Le tensioni sono emerse con forza durante la controversa riforma delle pensioni del 2023, approvata dal governo attraverso l’utilizzo dell’articolo 49.3 della Costituzione, che consente di adottare una legge senza voto parlamentare salvo mozione di sfiducia. Sebbene perfettamente legittimo sul piano costituzionale, questo strumento è stato percepito da molti come simbolo di una crisi democratica e di un eccessivo verticalismo del potere esecutivo.

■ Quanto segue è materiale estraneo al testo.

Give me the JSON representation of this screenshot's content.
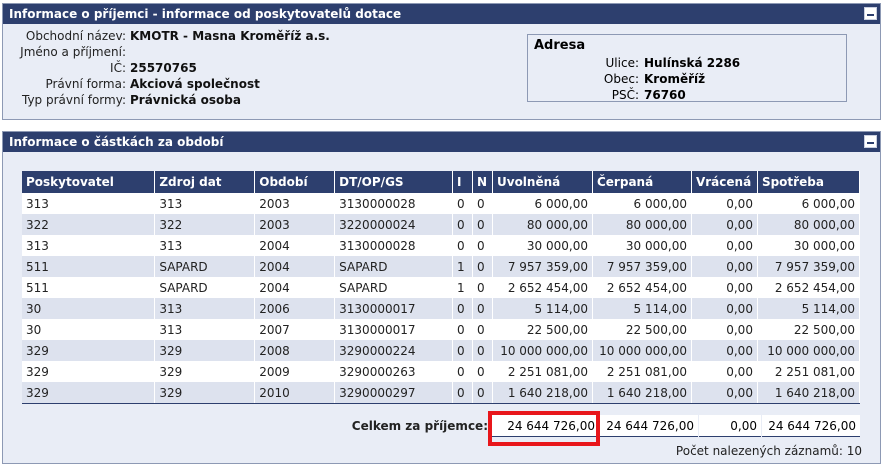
{
  "recipient_panel": {
    "title": "Informace o příjemci - informace od poskytovatelů dotace",
    "fields": [
      {
        "label": "Obchodní název:",
        "value": "KMOTR - Masna Kroměříž a.s."
      },
      {
        "label": "Jméno a příjmení:",
        "value": ""
      },
      {
        "label": "IČ:",
        "value": "25570765"
      },
      {
        "label": "Právní forma:",
        "value": "Akciová společnost"
      },
      {
        "label": "Typ právní formy:",
        "value": "Právnická osoba"
      }
    ],
    "address": {
      "title": "Adresa",
      "fields": [
        {
          "label": "Ulice:",
          "value": "Hulínská 2286"
        },
        {
          "label": "Obec:",
          "value": "Kroměříž"
        },
        {
          "label": "PSČ:",
          "value": "76760"
        }
      ]
    }
  },
  "amounts_panel": {
    "title": "Informace o částkách za období",
    "columns": [
      "Poskytovatel",
      "Zdroj dat",
      "Období",
      "DT/OP/GS",
      "I",
      "N",
      "Uvolněná",
      "Čerpaná",
      "Vrácená",
      "Spotřeba"
    ],
    "rows": [
      [
        "313",
        "313",
        "2003",
        "3130000028",
        "0",
        "0",
        "6 000,00",
        "6 000,00",
        "0,00",
        "6 000,00"
      ],
      [
        "322",
        "322",
        "2003",
        "3220000024",
        "0",
        "0",
        "80 000,00",
        "80 000,00",
        "0,00",
        "80 000,00"
      ],
      [
        "313",
        "313",
        "2004",
        "3130000028",
        "0",
        "0",
        "30 000,00",
        "30 000,00",
        "0,00",
        "30 000,00"
      ],
      [
        "511",
        "SAPARD",
        "2004",
        "SAPARD",
        "1",
        "0",
        "7 957 359,00",
        "7 957 359,00",
        "0,00",
        "7 957 359,00"
      ],
      [
        "511",
        "SAPARD",
        "2004",
        "SAPARD",
        "1",
        "0",
        "2 652 454,00",
        "2 652 454,00",
        "0,00",
        "2 652 454,00"
      ],
      [
        "30",
        "313",
        "2006",
        "3130000017",
        "0",
        "0",
        "5 114,00",
        "5 114,00",
        "0,00",
        "5 114,00"
      ],
      [
        "30",
        "313",
        "2007",
        "3130000017",
        "0",
        "0",
        "22 500,00",
        "22 500,00",
        "0,00",
        "22 500,00"
      ],
      [
        "329",
        "329",
        "2008",
        "3290000224",
        "0",
        "0",
        "10 000 000,00",
        "10 000 000,00",
        "0,00",
        "10 000 000,00"
      ],
      [
        "329",
        "329",
        "2009",
        "3290000263",
        "0",
        "0",
        "2 251 081,00",
        "2 251 081,00",
        "0,00",
        "2 251 081,00"
      ],
      [
        "329",
        "329",
        "2010",
        "3290000297",
        "0",
        "0",
        "1 640 218,00",
        "1 640 218,00",
        "0,00",
        "1 640 218,00"
      ]
    ],
    "totals": {
      "label": "Celkem za příjemce:",
      "uvolnena": "24 644 726,00",
      "cerpana": "24 644 726,00",
      "vracena": "0,00",
      "spotreba": "24 644 726,00"
    },
    "record_count": "Počet nalezených záznamů: 10"
  },
  "colors": {
    "header_bg": "#2d3f6e",
    "panel_bg": "#e9edf6",
    "highlight": "#e8161b"
  }
}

Anche il rapporto tra cittadini e istituzioni appare oggi profondamente mutato. L’astensionismo è cresciuto sensibilmente, soprattutto nelle elezioni legislative, mentre i tradizionali partiti di massa hanno perso radicamento sociale. La politica francese è sempre più dominata da leadership personalistiche, campagne mediatiche e dinamiche populiste. In parallelo si è accentuata la polarizzazione culturale attorno a temi identitari, migratori ed europei.

La recente instabilità del sistema francese è dunque il risultato di trasformazioni profonde che coinvolgono la società, l’economia e le istituzioni. Il modello costruito da Charles de Gaulle aveva funzionato efficacemente in una Francia caratterizzata da grandi partiti organizzati e da una relativa omogeneità politica. Oggi, invece, la frammentazione elettorale, la crisi della rappresentanza e la sfiducia verso le élite mettono in discussione alcuni dei presupposti storici della Quinta Repubblica.

Nonostante ciò, il sistema francese continua a possedere elementi di resilienza considerevoli. La forte centralità dello Stato, il ruolo del Presidente e il sistema maggioritario mantengono ancora una significativa capacità di contenimento della frammentazione rispetto ad altri Paesi europei. Tuttavia, il futuro della Quinta Repubblica dipenderà dalla capacità delle istituzioni di adattarsi a una società molto più divisa, pluralista e conflittuale rispetto a quella immaginata nel 1958.

La Francia resta quindi un laboratorio politico fondamentale per comprendere le trasformazioni delle democrazie contemporanee: un Paese nel quale convivono tradizioni statali fortissime, leadership presidenziali accentuate e crescenti spinte populiste e anti-sistemiche. Proprio per questo l’evoluzione del sistema politico francese continua a rappresentare uno dei temi centrali del dibattito politologico europeo contemporaneo.